The presenter then went over his practical implementation of the EvadeDroid, the challenges he faced, and the technical details regarding each stage in the EvadeDroid process. Gadget Extraction was the most challenging aspect of the task, which had the issue of a reference explosion that had to be dealt with by including a reference depth. Wrapping tools like APKTool into Python was also difficult, as was finding APK samples for conducting experiments.

Discussion

Gadgets are, explained in a sample manner, pieces of the application that can operate independently. This is why it is easy to transfer this from one application to another, and hence acts as blocks that can be added in easily for the purpose of EvadeDroid. The concept of gadgets are there in other areas of security like offensive security, where the payloads being delivered, say through a buffer offerflow attack, are independent self contained pieces of code and hence a gadget.
While all the other techniques presented and discussed till now in the domain of PE file adversarial sample creation are applicable in the context of Android, the key point of difference that makes EvadeDroid possible is that it is feasible to decompile APK files which was not the case for PE files. This is because an APK file is at its core a zip file that can be unzipped to an extent. The Smali code, therefore, acts like the assembly code of JAVA.
The professor also disagreed with the claim that it is hard to get APK files, as there are a lot of APK samples available on the internet.
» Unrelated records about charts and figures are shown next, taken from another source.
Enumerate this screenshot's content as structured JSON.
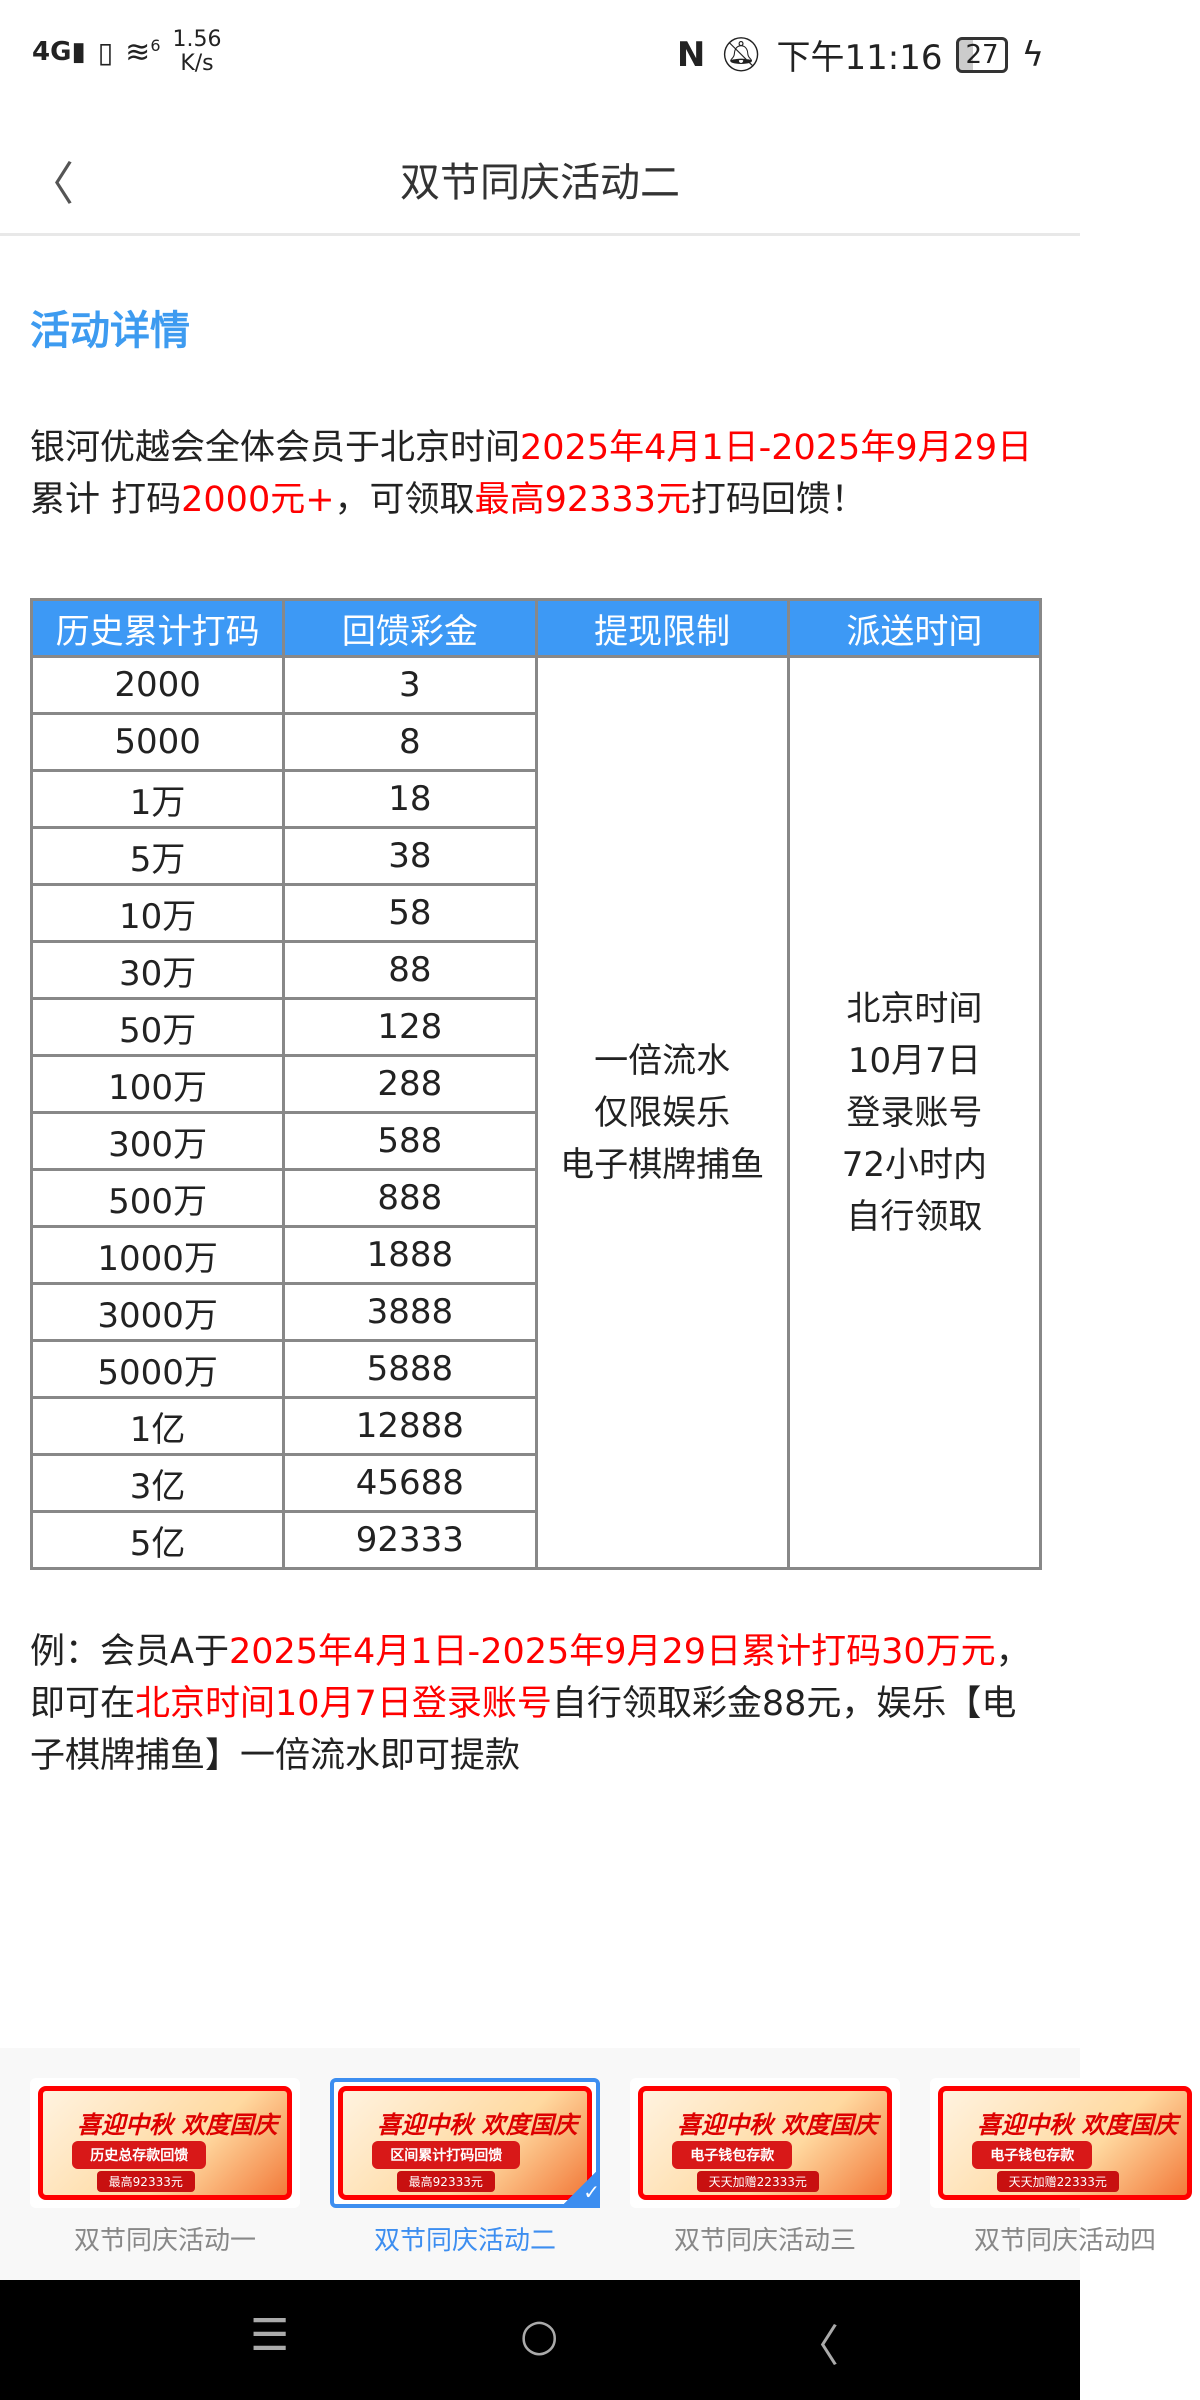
{
  "status": {
    "network": "4G",
    "wifi": "6",
    "speed": "1.56",
    "speed_unit": "K/s",
    "time": "下午11:16",
    "battery": "27"
  },
  "header": {
    "title": "双节同庆活动二",
    "back_icon": "chevron-left-icon"
  },
  "section_title": "活动详情",
  "intro": {
    "p1": "银河优越会全体会员于北京时间",
    "p2": "2025年4月1日-2025年9月29日",
    "p3": "累计 打码",
    "p4": "2000元+",
    "p5": "，可领取",
    "p6": "最高92333元",
    "p7": "打码回馈！"
  },
  "table": {
    "headers": [
      "历史累计打码",
      "回馈彩金",
      "提现限制",
      "派送时间"
    ],
    "rows": [
      [
        "2000",
        "3"
      ],
      [
        "5000",
        "8"
      ],
      [
        "1万",
        "18"
      ],
      [
        "5万",
        "38"
      ],
      [
        "10万",
        "58"
      ],
      [
        "30万",
        "88"
      ],
      [
        "50万",
        "128"
      ],
      [
        "100万",
        "288"
      ],
      [
        "300万",
        "588"
      ],
      [
        "500万",
        "888"
      ],
      [
        "1000万",
        "1888"
      ],
      [
        "3000万",
        "3888"
      ],
      [
        "5000万",
        "5888"
      ],
      [
        "1亿",
        "12888"
      ],
      [
        "3亿",
        "45688"
      ],
      [
        "5亿",
        "92333"
      ]
    ],
    "limit": [
      "一倍流水",
      "仅限娱乐",
      "电子棋牌捕鱼"
    ],
    "delivery": [
      "北京时间",
      "10月7日",
      "登录账号",
      "72小时内",
      "自行领取"
    ]
  },
  "example": {
    "p1": "例：会员A于",
    "p2": "2025年4月1日-2025年9月29日累计打码30万元",
    "p3": "，即可在",
    "p4": "北京时间10月7日登录账号",
    "p5": "自行领取彩金88元，娱乐【电子棋牌捕鱼】一倍流水即可提款"
  },
  "thumbs": [
    {
      "label": "双节同庆活动一",
      "banner_title": "喜迎中秋 欢度国庆",
      "banner_sub": "历史总存款回馈",
      "banner_amount": "最高92333元",
      "selected": false
    },
    {
      "label": "双节同庆活动二",
      "banner_title": "喜迎中秋 欢度国庆",
      "banner_sub": "区间累计打码回馈",
      "banner_amount": "最高92333元",
      "selected": true
    },
    {
      "label": "双节同庆活动三",
      "banner_title": "喜迎中秋 欢度国庆",
      "banner_sub": "电子钱包存款",
      "banner_amount": "天天加赠22333元",
      "selected": false
    },
    {
      "label": "双节同庆活动四",
      "banner_title": "喜迎中秋 欢度国庆",
      "banner_sub": "电子钱包存款",
      "banner_amount": "天天加赠22333元",
      "selected": false
    }
  ],
  "colors": {
    "accent": "#3d99f5",
    "highlight": "#ff0000",
    "nav_bg": "#000000"
  }
}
In fact, a counterpart APK file could be found on the internet for most of the applications available in the Play Store. Furthermore, malicious APK files are available easily through datasets like AndroZoo.
There were also comments regarding the challenges the presenter faced in making tools like APKTool usable in the context he was working in. It was stated that making security technologies more accessible and user friendly is a direction that a lot of progress and research work could be focused towards.
Even though the authors claim that it is an attack against true black box models, this is not entirely true as the attackers did have some knowledge about the models that they utilized in creating the strategy for EvadeDroid. For example, they knew that the models give high priority to API calls which is the reason why the whole concept of EvadeDroid is based on gadgets that are just self-contained chain of API calls.
Using gadgets from APK files that were identified as goodware is similar to the concept of adding benign strings to a malware file as opposed to random strings. There is a chance that the model might have learned certain patterns as benign and hence replicating those patterns would increase the chances of your evasive malware sample being detected as goodware.
There was also a discussion regarding the different models that EvadeDroid was tested against. MAMADROID is based on markov models that work using probability where the model uses the information that is present to make probabilistic assumptions on the future. Markov models were used heavily in the domain of Natural Language Processing before the introduction of transformers and more recent advancements.
Sec-SVM was also under focus as the results show that adversarial samples that work well with Sec-SVM have a good chance of working well with other malware detection systems too. The reason for this is that Sec-SVM is trained on adversarial samples and hence evading it is much harder compared to the other models. This also leads to the conclusion that a sample that is capable of evading Sec-SVM would therefore be an efficient adversarial samples and hence would work well for other models too.
The feature space between Android files and PE files was compared. Even though the restrictions and the file structure are very different between Android and PE, the fact remains that the diversity possible within the feature space is completely dependent on the creativity of people.
Another suggestion was made to use the concept discussed in the previous class, GAN to decide which permissions to focus on, in order to get a low detection rate.
Another area of discussion was the difference between source code, assembly code, and byte code. It is a misconception that byte code is at a lower level than assembly code. Both are an intermediary level of code, where byte code works with the interpreter and assembly code works with a compiler. So in the case of Andorid, byte code is run by the Java Virtual Machine. However, byte code is easier to decompile than assembly code which is why a technique like EvadeDroid is possible in the landscape of Android. A point of interest was that while Java creates an explicit intermediate language, python follows the same process behind the hoods where you don’t see the intermediate language.

Written on March 28, 2023